Ce théâtre aussi joyeux que macabre, dont l’euphorie laisse un goût de chair brûlée, de larmes innocentes, d’amours perverses, renvoie aux marionnettes de Kleist, aux forêts des monstres de Gaspard Friedrich, aux noirs hybrides de Füssli. La technique photographique la plus moderne délivre de sa boîte de Pandore l’inconscient de ce romantisme allemand. Fracs de croque-morts, d’huissiers de justice, de savants docteurs Mabuse, robes vaporeuses d’impératrices de carnaval, latex de dominatrice, genres sexuels échangés, identités troublent, loups et masques d’un « bal des vampires » qui garde le secret de sa fête.
Plus proches de nos univers, les collages de Max Ernst, découpés dans les journaux de mode, ressemblent à ces photographies où Mark Blezinger agence le glamour avec la terreur, le rire et le pieu de la croix inversée qui cloue le Dracula dans sa terre d’éternité. Atget, Niepce, Muybridge sortent de leurs tombeaux, d’images arrêtées, pour reprendre du mouvement. Le photographe atteint la mesure du tableau, le saisissement pictural, le grain étamé qu’il fait revenir dans un jeu de signes ambivalents : l’enfance du « petit cheval » de bois, le meurtre du père, le sarcasme ricanant du croupier de la salle de jeu et son tapis truqué, la jeune fille virginale et ses spectres sombres et lascifs. La toile cinématographique qui servit au « Vampyr » de Dreyer ou à Murnau se met à parler.
Le muet blafard, aux ongles retournés en spirales, se change ici en un chromatisme chamarré, outré, baroque, par des éclats de couleurs fauves. Statisme de pierre du vivant et mobilité de la mort, la dormeuse alanguie et l’insomniaque éveillé, la menace de l’ombre sans ombre, et sur chaque image l’empreinte d’un vice qui aurait trouvé sa vertu pour le punir.

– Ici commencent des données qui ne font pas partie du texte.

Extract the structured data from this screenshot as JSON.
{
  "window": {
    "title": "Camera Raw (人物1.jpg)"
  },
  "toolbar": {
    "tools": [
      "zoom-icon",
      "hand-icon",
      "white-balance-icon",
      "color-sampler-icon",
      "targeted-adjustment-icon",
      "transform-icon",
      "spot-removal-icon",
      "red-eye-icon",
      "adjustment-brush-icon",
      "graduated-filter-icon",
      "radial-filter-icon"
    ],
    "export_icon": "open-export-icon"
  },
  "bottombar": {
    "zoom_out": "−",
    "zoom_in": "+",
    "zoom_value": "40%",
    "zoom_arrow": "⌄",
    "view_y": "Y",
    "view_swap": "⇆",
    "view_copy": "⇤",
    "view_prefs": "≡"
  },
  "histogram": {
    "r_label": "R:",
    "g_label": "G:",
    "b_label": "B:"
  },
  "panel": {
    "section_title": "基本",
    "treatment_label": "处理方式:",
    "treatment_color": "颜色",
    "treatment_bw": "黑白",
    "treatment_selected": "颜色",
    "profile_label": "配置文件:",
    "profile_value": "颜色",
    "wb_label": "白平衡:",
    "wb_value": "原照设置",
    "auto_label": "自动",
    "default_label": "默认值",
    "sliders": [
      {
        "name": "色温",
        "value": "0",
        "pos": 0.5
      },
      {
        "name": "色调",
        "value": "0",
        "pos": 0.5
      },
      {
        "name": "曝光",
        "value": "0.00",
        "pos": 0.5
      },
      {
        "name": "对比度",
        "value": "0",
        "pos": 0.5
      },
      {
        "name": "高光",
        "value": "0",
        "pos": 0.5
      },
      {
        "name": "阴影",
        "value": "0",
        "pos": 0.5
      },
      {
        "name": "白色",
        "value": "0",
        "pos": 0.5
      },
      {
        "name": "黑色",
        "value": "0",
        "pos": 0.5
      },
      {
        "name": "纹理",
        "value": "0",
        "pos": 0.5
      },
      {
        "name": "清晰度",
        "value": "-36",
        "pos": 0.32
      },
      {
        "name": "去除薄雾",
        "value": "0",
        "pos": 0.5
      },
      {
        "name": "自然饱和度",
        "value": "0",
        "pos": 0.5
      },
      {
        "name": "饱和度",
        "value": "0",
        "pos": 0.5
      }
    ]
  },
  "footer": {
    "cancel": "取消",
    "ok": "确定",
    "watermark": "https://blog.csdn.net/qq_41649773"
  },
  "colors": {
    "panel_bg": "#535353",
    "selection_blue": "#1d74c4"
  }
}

Chaque plan succède à un autre, qui le précède, dans cette série « Vampires », où une parcelle de légende en éclaire une autre ; dans chaque scène existe un rush filmique qui appartient à un seul long-métrage fantastique. Le cadrage paraît avoir été tourné par plusieurs caméras disposées de manière contradictoire. Les personnages semblent filmés de points de vue opposés, et pourtant se reconnaître dans un scénario unique. Suspense du thriller dont la résolution ne vient jamais, relançant les variations optiques, les déséquilibres sensoriels, la question n’est plus qui a tué, ni comment, avec quelle arme, mais où est le corps ? On pense au David Lynch de « Inland Empire », film vertigineux, où comme ici quelqu’un a disparu, tout au long d’un script sans entrée de pistes ni sortie de secours.
Au-delà des références, que manipule Mark Blezinger, ses montages photographiques touchent au plus vif. Ils montrent qu’une nouvelle technologie de l’image s’applique à la façon d’une dramaturgie, l’épopée peut s’y lire de manière intime, en superposant des temps différents et des espaces hétérogènes. Le nain, la déesse et la prothèse, les freaks forains et la licorne, un bestiaire surnaturel envahissant une série noire du boulevard du crépuscule américain. La rectitude des cadres, la composition des gestes pris en profondeur, des actions saturant le premier plan, concourent à cette impression de rêve glacé dans le gel d’un verre d’entomologiste. Dans le même temps, on ressent le coup de fouet, par la contamination folle des images, comme à chaque morsure, vient le venin de la beauté.
Yan Ciret,
critique, essayiste, commissaire d’exposition et producteur à France Culture.